Vladimir Nabokov

NABOKV-L post 0002497, Fri, 24 Oct 1997 10:29:20 -0700

Subject
nature and fusion in Pnin and Speak, Memory (fwd)
Date
Body
From: Kamni Gill <kamni@dolphin.upenn.edu>

In Pnin, American children are described as healthy, tall, indolent and
difficult with no Russian and no sense of nature. What is the narrator's
sense of nature?

Following this description is a scene in which Pnin feels porous and
pregnable and dissolves into the immediate landscape and another of
memory.
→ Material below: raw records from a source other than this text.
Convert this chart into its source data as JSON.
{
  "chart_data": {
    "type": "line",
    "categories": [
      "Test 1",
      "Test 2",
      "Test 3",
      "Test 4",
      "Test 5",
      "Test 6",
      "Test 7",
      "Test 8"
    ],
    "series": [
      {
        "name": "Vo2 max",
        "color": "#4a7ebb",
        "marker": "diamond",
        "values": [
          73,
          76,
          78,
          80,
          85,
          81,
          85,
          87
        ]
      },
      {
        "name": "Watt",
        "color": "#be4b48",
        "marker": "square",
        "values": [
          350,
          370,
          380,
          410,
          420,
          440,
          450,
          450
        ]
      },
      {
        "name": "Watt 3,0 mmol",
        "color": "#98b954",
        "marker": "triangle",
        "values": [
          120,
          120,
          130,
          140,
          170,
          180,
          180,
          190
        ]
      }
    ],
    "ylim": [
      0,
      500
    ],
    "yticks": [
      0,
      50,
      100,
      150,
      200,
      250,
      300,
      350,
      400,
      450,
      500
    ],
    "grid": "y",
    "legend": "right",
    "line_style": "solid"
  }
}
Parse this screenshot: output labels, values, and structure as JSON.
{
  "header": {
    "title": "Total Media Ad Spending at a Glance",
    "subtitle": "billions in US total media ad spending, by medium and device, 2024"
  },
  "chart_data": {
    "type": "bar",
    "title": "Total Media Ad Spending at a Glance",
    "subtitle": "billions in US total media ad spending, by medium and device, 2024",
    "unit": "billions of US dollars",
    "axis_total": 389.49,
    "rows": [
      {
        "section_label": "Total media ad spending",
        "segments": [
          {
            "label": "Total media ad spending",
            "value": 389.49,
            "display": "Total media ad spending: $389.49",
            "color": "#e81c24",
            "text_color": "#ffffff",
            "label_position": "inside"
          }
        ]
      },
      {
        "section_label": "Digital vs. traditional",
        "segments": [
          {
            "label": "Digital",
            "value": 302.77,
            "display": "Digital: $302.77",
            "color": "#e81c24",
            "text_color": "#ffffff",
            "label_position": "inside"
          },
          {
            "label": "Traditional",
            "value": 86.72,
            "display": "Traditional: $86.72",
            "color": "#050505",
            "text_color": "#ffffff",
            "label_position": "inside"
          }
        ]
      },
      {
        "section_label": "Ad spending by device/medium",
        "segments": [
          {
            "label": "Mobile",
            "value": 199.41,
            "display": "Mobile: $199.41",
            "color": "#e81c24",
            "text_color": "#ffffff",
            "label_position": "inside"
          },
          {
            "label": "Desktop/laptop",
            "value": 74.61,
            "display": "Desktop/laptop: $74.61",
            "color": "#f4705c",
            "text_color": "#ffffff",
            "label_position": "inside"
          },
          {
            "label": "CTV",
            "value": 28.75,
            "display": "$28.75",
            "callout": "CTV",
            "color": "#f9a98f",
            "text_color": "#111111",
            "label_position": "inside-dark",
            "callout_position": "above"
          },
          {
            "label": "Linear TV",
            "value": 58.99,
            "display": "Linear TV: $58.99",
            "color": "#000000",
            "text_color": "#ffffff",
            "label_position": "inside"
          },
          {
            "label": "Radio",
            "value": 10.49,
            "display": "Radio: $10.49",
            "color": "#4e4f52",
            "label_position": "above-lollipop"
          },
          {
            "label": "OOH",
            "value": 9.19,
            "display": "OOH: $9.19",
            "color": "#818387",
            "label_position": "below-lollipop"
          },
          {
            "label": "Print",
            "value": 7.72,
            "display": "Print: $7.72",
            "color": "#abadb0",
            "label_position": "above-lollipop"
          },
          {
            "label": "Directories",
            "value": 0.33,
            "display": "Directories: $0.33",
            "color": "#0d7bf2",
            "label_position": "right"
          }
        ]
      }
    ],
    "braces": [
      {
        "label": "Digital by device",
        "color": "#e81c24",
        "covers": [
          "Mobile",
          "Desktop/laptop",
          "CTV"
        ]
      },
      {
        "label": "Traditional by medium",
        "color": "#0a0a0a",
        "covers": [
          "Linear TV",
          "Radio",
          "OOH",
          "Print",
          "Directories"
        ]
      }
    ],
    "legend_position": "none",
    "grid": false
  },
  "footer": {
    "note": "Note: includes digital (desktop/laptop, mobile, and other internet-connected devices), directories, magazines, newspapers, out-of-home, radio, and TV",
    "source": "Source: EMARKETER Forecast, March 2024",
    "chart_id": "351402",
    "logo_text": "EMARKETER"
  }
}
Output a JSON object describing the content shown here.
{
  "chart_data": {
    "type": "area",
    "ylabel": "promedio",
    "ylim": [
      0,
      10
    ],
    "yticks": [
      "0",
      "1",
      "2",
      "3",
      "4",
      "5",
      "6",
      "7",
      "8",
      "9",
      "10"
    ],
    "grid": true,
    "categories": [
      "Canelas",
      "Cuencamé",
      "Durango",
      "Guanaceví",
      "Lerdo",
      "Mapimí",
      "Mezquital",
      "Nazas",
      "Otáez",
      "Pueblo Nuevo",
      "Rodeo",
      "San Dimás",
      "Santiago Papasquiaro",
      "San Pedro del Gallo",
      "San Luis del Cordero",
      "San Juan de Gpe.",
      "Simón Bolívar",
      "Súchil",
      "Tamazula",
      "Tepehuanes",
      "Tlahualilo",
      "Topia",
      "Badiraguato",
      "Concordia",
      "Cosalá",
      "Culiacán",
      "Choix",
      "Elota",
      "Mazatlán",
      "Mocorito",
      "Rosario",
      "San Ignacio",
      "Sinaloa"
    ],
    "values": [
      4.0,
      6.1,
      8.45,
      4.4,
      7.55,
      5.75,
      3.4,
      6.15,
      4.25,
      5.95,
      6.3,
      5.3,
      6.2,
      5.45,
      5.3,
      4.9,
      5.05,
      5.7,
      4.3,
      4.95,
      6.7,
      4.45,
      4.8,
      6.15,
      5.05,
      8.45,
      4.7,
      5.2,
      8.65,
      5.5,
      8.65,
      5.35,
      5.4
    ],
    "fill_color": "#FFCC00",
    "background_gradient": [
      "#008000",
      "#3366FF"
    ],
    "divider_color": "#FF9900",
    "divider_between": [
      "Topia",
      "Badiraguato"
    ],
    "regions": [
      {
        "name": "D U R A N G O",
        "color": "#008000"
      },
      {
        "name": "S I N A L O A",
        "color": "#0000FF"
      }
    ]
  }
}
It is an "awful feeling of sinking and melting into ones physical
sruroundings." A similar scene-they are descriptions of Pnin's cardiac
condition- occurs at the beginning of the novel.
In Speak, Memory the physical description of a fusion with a natural
elements is used to describe extreme happiness and wonder in at least two
places- when Nabokov describes the highest enjoyment of timelessness-
in a landscape selected at random among rare butterflies and their food
plants and when a drop of water is observed falling from the a leaf:
"Tip, leaf, dip relief--the instant it all took to happen seemed to me not
so much a fraction of time as a fissure in it, a missed heartbeat, whcih
was refunded at once by a patter of rhymes: I say "patter"
intentionally, for when a gust of wind did come , the trees would briskly
start to drip all together in as crude an imitation of the the recent
downpour as the stanza I was already muttering resembled the shock of
wonder I had experienced when for a moment heart and leaf had been one."

Are there descriptions of this kind of melting, fusion with a
natural landscape, or in other Nabokov works? I would like to think
more carefully about these passages and others like them.